From the 2000 census, 464 or 92.2% were Roman Catholic, while 19 or 3.8% belonged to the Swiss Reformed Church. Of the rest of the population, there was 1 individual who belongs to another Christian church. 10 (or about 1.99% of the population) belonged to no church, are agnostic or atheist, and 9 individuals (or about 1.79% of the population) did not answer the question.

==Education==
In Montsevelier about 176 or (35.0%) of the population have completed non-mandatory upper secondary education, and 15 or (3.0%) have completed additional higher education (either university or a Fachhochschule). Of the 15 who completed tertiary schooling, 66.7% were Swiss men, 26.7% were Swiss women.

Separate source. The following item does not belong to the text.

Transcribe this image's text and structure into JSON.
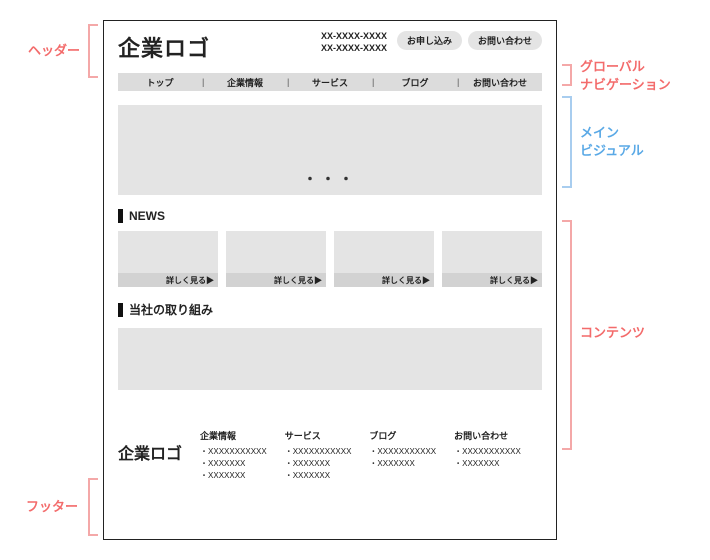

The Canton of Jura school system provides two year of non-obligatory Kindergarten, followed by six years of Primary school. This is followed by three years of obligatory lower Secondary school where the students are separated according to ability and aptitude. Following the lower Secondary students may attend a three or four year optional upper Secondary school followed by some form of Tertiary school or they may enter an apprenticeship.

During the 2009–10 school year, there were a total of 45 students attending 3 classes in Montsevelier. There were no kindergarten classes in the municipality. The municipality had 3 primary classes and 45 students. There are only nine Secondary schools in the canton, so all the students from Montsevelier attend their secondary school in another municipality.

As of 2000, there were 2 students in Montsevelier who came from another municipality, while 36 residents attended schools outside the municipality.